Siehe dazu auch den Beitrag „Der
Kampf geht weiter“.
Nationale Bedeutung
Eine
Zusammenarbeit im Bereich der Arzneimittel auf europäischer Ebene hat vielseitige nationale Mehrwerte. Zum Beispiel ist der Austausch von
Informationen zum Erhalt und Ausbau der Arzneimittelsicherheit sehr sinnvoll
und wird laufend weiterentwickelt. Auch im Bereich
der Forschungsförderung schafft die EU Mehrwerte für ihre Mitgliedsstaaten. Die
EU steht im Bereich der Pharmaforschung insbesondere im Wettbewerb mit den USA.
Eine zielgerichtete Verteilung von EU-Forschungsgeldern setzt Anreize zur
Erforschung von Therapien seltener Erkrankungen.
Auch im Bereich der
HTA kann unter bestimmten Voraussetzungen die gemeinsame Erarbeitung von Standards und Methoden eine
Bereicherung für die Mitgliedsstaaten sein (vgl. hierzu die News aus 04/2018).
Von der Bewertung des Zusatznutzens auf europäischer Ebene ist die Erstattung- und
Preisfindungsentscheidung auf nationaler Ebene zu trennen. Denn letztere
unterliegen der nationalen Kompetenz. Die Teilnahme an einem Einkaufsverbund wie der Valletta Gruppe und BeNeLuxA ist
somit freiwillig und muss im Einklang mit den nationalen Kompetenzen der
sozialen Sicherung stehen.
Deutschland ist keiner
dieser Einkaufsverbünde angeschlossen. Dies ist einer besonderen Situation
geschuldet, dass der starke Selbstverwaltungsgedanke die Kostenträger in die
Verantwortung nimmt, die Finanzierbarkeit der Versorgung nachhaltig zu sichern.
Nationale Kostenträger nutzen die Gestaltungsräume durch eigenständiges Horizon
Scanning neuer Arzneimittel und der Nachfrageanalyse des Versichertenkollektivs,
um Steuerungsmöglichkeiten in Preisverhandlung umzusetzen.

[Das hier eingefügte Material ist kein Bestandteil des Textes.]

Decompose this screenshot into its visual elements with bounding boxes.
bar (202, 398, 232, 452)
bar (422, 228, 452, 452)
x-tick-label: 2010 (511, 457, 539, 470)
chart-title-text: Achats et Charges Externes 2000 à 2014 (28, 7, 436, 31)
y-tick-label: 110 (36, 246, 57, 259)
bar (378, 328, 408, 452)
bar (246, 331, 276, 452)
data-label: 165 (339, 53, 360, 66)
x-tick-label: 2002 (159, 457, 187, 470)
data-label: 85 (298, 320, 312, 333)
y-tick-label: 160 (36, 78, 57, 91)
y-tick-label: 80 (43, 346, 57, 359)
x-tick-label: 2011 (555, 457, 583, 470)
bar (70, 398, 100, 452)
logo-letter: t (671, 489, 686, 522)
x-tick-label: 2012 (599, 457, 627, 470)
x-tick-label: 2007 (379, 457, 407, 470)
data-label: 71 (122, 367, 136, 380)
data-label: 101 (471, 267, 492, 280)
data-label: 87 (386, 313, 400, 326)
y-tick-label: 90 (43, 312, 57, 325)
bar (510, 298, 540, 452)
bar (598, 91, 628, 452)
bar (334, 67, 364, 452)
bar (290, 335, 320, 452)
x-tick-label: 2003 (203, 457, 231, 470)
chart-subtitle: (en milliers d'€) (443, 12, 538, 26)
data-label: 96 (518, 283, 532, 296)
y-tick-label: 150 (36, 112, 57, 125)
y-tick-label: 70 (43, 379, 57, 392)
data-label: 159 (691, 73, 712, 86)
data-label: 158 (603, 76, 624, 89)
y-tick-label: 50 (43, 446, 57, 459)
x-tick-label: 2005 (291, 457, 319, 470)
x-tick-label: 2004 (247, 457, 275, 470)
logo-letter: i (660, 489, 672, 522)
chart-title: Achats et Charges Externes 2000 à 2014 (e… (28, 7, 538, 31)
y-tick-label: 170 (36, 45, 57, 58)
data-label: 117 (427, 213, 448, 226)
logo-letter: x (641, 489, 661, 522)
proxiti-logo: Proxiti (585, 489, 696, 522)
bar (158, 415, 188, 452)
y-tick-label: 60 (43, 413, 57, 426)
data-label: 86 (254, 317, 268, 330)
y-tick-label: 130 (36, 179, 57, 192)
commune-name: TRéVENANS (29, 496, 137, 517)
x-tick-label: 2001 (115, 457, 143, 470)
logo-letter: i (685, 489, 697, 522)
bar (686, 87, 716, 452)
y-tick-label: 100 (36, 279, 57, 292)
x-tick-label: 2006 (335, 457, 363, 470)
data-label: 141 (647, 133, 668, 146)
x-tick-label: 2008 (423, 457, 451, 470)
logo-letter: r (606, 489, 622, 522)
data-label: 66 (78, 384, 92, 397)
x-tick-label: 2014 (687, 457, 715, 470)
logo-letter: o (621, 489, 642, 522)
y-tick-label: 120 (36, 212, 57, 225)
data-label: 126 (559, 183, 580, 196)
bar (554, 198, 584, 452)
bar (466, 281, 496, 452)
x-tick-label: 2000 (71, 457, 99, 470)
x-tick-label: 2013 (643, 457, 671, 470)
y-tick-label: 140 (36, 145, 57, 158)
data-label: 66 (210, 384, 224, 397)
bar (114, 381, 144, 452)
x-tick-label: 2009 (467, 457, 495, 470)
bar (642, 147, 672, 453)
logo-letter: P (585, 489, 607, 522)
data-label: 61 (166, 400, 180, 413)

Die Feststellung des Zusatznutzens neuer Arzneimittel ist in Deutschland durch
das AMNOG etabliert.
Hintergrundinformationen
Valletta Declaration
Die Valletta Declaration ist Einkaufsverbund aus derzeit zehn Mitgliedsstaaten (Malta, Portugal,
Spanien, Italien, Zypern, Griechenland, Slowenien, Kroatien, Rumänien, Irland) mit
ca. 160 Mio. Einwohnern. Dies entspricht 31,5 Prozent der EU-Bevölkerung.
Ziele: Gemeinsame Preisstrategie, Horizon Scanning sowie die Offenlegung
und Beteiligung an Forschungs- und Entwicklungskosten. Die Valletta Gruppe
versteht sich als Stakeholder an der Erforschung neuer Therapien seltener
Erkrankungen und beabsichtigt dadurch langfristig günstige Preise bei neuen
Arzneimitteln zu erzielen.
BeNeLuxA:
BeNeLuxA ist ein Einkaufsverbund
bestehend aus Belgien, Niederlande, Luxemburg, Österreich und Irland (seit
2018).
Ziele: Horizon Scanning, gemeinsame HTA (Health Technology Assessment),
Informationsaustausch, gemeinsame Preisverhandlungen.